Diese Teilnahme ist nicht mehr rückgängig zu machen. Dass der Kreistagspräsident auch für zukünftige Kreistagssitzungen eine entsprechende Anordnung treffen will, ist weder vorgetragen noch erkennbar. Das VG hatte bereits das Vorliegen eines Nachteiles verneint, weil die Beschwerdeführer an der Kreistagssitzung digital teilnehmen könnten. Die Frage, ob dieser Rechtsauffassung in dieser Allgemeinheit zu folgen ist, kann nach den Feststellungen des OVG offenbleiben. Jedenfalls ergibt sich aus der Beschwerdebegründung nichts dafür, dass die Möglichkeit der digitalen Teilnahme an einer Kreistagssitzung für einzelne Kreistagsmitglieder auch dann einen unzumutbaren Nachteil mit sich bringt, der den Erlass der begehrten einstweiligen Anordnung rechtfertigt, wenn andere Mitglieder des Kreistages, die die Zugangsvoraussetzungen erfüllen, in der Kreistagssitzung physisch anwesend sind.

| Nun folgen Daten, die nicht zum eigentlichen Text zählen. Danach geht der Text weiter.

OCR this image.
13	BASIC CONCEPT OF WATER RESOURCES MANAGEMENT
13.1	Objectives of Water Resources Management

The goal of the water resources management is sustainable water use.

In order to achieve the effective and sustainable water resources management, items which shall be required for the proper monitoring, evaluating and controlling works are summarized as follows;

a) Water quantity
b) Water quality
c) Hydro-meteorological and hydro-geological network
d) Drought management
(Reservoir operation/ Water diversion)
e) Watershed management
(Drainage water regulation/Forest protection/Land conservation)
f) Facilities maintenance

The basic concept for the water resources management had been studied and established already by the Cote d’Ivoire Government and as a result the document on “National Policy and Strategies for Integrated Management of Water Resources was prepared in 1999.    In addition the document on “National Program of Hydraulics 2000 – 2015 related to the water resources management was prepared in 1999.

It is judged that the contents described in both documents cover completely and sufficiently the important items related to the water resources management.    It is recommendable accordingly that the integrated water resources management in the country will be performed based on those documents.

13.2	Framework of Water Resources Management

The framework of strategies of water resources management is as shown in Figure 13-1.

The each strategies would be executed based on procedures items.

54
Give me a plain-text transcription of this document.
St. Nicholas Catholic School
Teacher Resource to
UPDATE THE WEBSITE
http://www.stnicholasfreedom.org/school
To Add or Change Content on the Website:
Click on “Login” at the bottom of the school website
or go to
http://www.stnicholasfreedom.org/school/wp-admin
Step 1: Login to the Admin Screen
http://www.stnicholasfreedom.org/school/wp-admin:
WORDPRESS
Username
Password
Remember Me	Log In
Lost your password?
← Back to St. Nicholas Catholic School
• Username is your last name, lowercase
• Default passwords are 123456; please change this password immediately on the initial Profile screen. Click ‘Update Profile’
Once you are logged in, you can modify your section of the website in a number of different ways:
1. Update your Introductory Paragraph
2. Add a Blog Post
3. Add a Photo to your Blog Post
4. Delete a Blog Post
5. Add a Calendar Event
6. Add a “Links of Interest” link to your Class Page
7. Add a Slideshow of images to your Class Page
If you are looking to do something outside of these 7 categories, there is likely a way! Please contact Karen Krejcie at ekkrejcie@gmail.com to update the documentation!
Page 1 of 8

Das OVG verkannte nicht, dass eine in dieser Art und Weise abgehaltene Kreistagssitzung den Kreistagsmitgliedern unterschiedliche Formen der Beteiligung ermöglicht. Nach allgemeiner Erfahrung ist die persönliche Anwesenheit in einer Sitzung eher geeignet, auf das Verhalten, insbesondere die Körpersprache anderer Anwesender zu reagieren und durch die eigene Körpersprache das eigene Anliegen zum Ausdruck zu bringen. Die rein digitale Präsenz beschränkt diese Möglichkeiten, bietet aber andererseits Möglichkeiten, die Teilnahme an der Sitzung freier zu gestalten und so Vorteile zu genießen, die bei einer physischen Präsenz nicht bestehen und die geeignet sind, die Wirkkraft der digitalen Präsenz zu verstärken.

Gesetz zur Aufrechterhaltung der Handlungsfähigkeit der Kommunen während der SARS-CoV-2-Pandemie erlaubt auch eine solche Form der Sitzung

Hinzu kommt, dass die gesetzliche Regelung des § 2 Abs. 2 des Gesetzes zur Aufrechterhaltung der Handlungsfähigkeit der Kommunen während der SARS-CoV-2-Pandemie vom 28.01.2021 die Wertung des Gesetzgebers verdeutlicht, dass die bloß digitale Teilnahme an Kreistagssitzungen rechtlich als gleichwertig mit der Teilnahme in physischer Präsenz anzusehen ist. Aus der genannten Bestimmung ist nicht abzuleiten, dass dies nicht auch für den Fall gilt, dass nur einzelne Kreistagsmitglieder nur digital präsent sind. Die gesetzliche Regelung erlaubt auch eine solche Form der Sitzung kommunaler Organe. Auch dies spricht gegen einen unzumutbaren Nachteil für die Beschwerdeführer. Aus der Beschwerdebegründung ergibt sich nichts Gegenteiliges. Dass Zwischenrufe nicht richtig zur Kenntnis genommen werden können und darauf nicht adäquat reagiert werden kann, macht, die Richtigkeit dieser Behauptung unterstellt, die digital präsenten Kreistagsmitglieder nicht zu solchen „zweiter Klasse“, wie die Beschwerdebegründung meint, sondern beschränkt sie in ihrem Mitgliedschaftsrecht nur unerheblich.

Die geltend gemachten technischen Mängel der Bild-Ton-Übertragung in der Vergangenheit sind ebenso wenig glaubhaft gemacht worden wie die unterschwellige Behauptung, diese Mängel würden auch bei der bevorstehenden Kreistagssitzung auftreten. Wenn damit bereits die für den Erlass der begehrten einstweiligen Anordnung zwingend erforderliche Voraussetzung eines unzumutbaren Nachteils nicht vorliegt, konnte die Beschwerde keinen Erfolg haben. Auf die weiteren Ausführungen in der Beschwerdebegründung zum Vorliegen eines Anordnungsanspruches kam es daher nicht mehr an.

 

Oberverwaltungsgericht für das Land Mecklenburg-Vorpommern, Beschluss vom 16.09.2021 – 2 M 603/21 OVG –.